Since North Korea's recent rocket-launch failure, the communist regime's top military leaders have made several boastful statements about their weapons capabilities.
On Wednesday, Vice Marshal Ri Yong-ho claimed his country is capable of defeating the United States "at a single blow." On Monday, North Korea promised "special actions" that would reduce Seoul's government to ashes within minutes.
But the weapons displayed April 15 appear to be a mishmash of liquid-fuel and solid-fuel components that never could fly together. Undulating casings on the missiles suggest the metal is too thin to withstand flight.
Each missile was slightly different from the others, even though all supposedly were the same make. They don't even fit the launchers that carried them.
"There is no doubt that these missiles were mock-ups," wrote Markus Schiller and Robert Schmucker of Germany's Schmucker Technologie, wrote in a paper posted recently on the website Armscontrolwonk.com that listed those discrepancies. "It remains unknown if they were designed this way to confuse foreign analysts or if the designers simply did some sloppy work."
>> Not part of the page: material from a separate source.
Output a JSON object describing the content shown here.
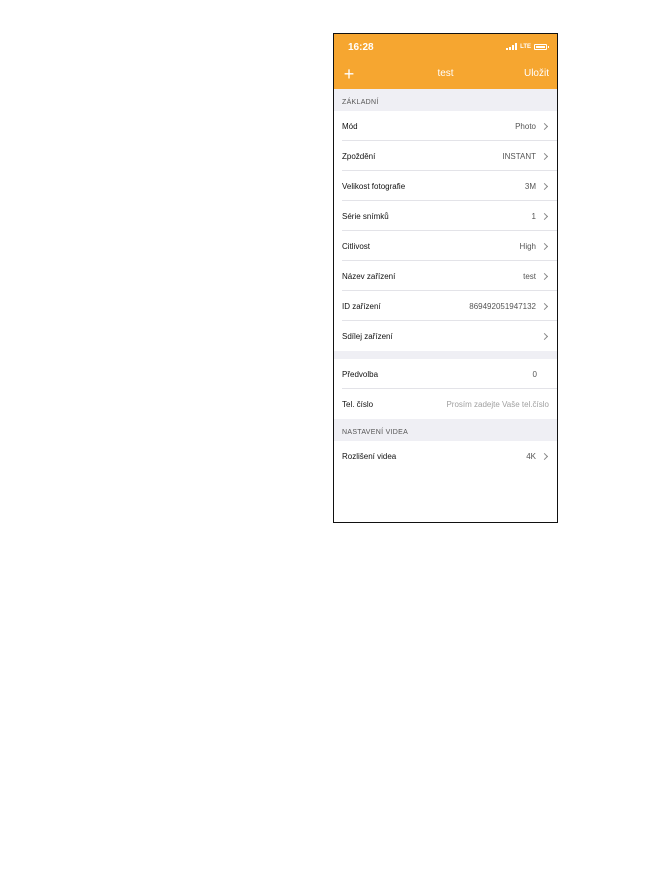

The missiles, called KN-08s, were loaded onto the largest mobile-launch vehicles North Korea has ever unveiled. Pyongyang gave them special prominence by presenting them at the end of the parade, which capped weeks of celebrations marking the 100th anniversary of the birth of the country's founding father, Kim Il-sung.
The unveiling created an international stir. The missiles appeared to be new, and designed for long-range attacks.
That's a big concern because, along with developing nuclear weapons, North Korea has long been suspected of trying to field an intercontinental ballistic missile (ICBM) capable of reaching the United States. Washington contends that North Korea's failed April 13 rocket launch was an attempt to test missile technology rather than the scientific mission Pyongyang claims.
But after poring over close-up photos of the missiles, Mr. Schiller and Mr. Schmucker, whose company has advised NATO on missile issues, argue the mock-ups indicate North Korea is a long way from having a credible ICBM.
"There is still no evidence that North Korea actually has a functional ICBM," they concluded, adding that the display was a "dog and pony show" and suggesting North Korea may not be making serious progress toward its nuclear-tipped ICBM dreams.
North Korea has a particularly bad track record with ICBM-style rockets. Its four launches since 1998 - three of which it claimed carried satellites - have all ended in failure.